I've done more pork than anything, and I'm pretty happy with my ribs, and this is the ONLY place I don't use a thermometer, since there's so little meat to work with. Try this: 2 oz of apple or cherry, ribs rubbed with whatever you like. Arrange on the racks so they don't touch. Set the smoker for 250 and walk away. Come back in 3 hours with tin foil pieces prepared big enough to hold each slab or put a couple or 3 1/2 slabs together and wrap them up tight. Place them back in the smoker and close the door, with the temp still at 250. Leave them there for 1 1/2 hours. Take them back out of the foil and backinto the smoker, still at 250, for an additional hour. If you want to sauce them, do it in the last 30 minutes.

The foil condesnses the moisture and raises the temp, and softens the bark a little. The last hour finishes them off. I've had no complaints, and never have leftovers.

Most importantly, take advantage of the knowledge base here. Whatever you can think of smoking, somebody has tried it, and this forum is one of the best for sharing info.

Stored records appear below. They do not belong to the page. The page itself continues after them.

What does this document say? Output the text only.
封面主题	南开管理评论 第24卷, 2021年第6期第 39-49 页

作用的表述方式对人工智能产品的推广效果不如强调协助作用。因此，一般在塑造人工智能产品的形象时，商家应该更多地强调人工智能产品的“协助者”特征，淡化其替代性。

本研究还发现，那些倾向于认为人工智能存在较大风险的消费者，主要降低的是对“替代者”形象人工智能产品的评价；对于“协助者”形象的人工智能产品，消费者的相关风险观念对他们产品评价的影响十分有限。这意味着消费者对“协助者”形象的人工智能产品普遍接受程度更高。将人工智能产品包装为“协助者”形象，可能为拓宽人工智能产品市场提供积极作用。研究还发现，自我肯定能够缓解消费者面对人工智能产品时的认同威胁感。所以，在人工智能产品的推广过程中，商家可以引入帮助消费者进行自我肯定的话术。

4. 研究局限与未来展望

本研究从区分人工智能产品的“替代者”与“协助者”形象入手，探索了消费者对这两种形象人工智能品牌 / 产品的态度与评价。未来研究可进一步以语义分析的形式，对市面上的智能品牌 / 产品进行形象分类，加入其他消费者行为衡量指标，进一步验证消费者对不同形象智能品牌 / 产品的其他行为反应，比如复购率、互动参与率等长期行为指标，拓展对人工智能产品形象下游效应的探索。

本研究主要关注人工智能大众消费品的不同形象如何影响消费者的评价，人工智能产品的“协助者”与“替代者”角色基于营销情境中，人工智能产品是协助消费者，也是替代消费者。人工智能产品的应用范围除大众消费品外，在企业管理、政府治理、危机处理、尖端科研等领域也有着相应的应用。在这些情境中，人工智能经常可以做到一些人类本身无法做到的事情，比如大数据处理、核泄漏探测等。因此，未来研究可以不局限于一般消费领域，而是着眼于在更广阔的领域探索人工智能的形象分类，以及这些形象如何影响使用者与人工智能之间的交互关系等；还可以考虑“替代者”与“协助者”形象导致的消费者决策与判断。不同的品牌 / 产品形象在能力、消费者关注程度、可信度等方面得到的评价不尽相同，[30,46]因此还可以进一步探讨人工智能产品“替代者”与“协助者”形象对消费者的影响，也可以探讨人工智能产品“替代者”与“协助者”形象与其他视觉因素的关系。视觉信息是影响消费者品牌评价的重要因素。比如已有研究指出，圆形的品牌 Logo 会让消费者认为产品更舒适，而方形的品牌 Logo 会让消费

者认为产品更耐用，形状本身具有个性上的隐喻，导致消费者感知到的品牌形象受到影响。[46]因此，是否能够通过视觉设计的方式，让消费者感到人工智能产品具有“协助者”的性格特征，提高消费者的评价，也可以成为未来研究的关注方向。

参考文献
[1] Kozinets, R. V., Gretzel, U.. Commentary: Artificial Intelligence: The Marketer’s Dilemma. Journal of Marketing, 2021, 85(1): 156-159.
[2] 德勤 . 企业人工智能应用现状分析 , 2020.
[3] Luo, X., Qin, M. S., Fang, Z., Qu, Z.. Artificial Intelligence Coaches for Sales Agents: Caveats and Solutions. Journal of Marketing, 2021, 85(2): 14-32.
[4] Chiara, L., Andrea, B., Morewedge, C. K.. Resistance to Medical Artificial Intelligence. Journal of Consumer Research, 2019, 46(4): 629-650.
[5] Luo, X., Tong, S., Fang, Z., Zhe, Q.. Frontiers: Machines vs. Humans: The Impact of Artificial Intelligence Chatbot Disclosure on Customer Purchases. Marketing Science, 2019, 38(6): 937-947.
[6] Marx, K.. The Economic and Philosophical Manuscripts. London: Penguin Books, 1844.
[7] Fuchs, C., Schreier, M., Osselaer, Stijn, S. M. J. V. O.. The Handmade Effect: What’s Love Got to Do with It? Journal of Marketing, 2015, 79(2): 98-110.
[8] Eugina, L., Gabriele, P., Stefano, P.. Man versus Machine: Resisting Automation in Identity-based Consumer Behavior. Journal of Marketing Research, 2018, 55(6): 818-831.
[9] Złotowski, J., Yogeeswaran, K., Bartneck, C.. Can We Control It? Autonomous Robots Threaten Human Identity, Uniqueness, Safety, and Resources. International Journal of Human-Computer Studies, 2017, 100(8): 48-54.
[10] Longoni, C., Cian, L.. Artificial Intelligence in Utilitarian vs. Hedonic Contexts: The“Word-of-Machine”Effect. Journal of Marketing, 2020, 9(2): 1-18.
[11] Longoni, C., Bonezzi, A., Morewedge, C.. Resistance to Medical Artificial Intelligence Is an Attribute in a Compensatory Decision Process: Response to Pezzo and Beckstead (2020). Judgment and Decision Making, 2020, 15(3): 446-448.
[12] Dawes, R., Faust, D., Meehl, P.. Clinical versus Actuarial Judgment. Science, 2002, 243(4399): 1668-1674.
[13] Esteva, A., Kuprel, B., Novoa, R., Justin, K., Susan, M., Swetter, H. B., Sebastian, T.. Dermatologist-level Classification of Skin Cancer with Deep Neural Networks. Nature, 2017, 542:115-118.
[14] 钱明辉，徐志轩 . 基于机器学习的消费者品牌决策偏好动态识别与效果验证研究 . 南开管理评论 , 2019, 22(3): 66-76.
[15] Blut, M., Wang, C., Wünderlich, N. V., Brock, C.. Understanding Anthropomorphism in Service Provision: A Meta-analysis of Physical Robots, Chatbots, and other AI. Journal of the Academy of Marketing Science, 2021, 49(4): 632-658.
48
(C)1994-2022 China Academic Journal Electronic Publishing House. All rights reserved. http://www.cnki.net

Welcome aboard, and Smoke On!!

Tampasteve
02-23-2012, 02:52 PM
Welcome.....Ditto everything above. And don't hesitate to post anything. We are all learning together. And getting fatter everyday.....Love those ST's..........Steve

akern
02-25-2012, 07:55 AM
Thanks for the feedback guys. My Boston butt was a learning experience, but i made through it OK. I did need to calibrate my temperature knob but no big deal there, Smokin Tex was real helpful. Smoked turkey breast is my next smoke ill keep a log and post the results.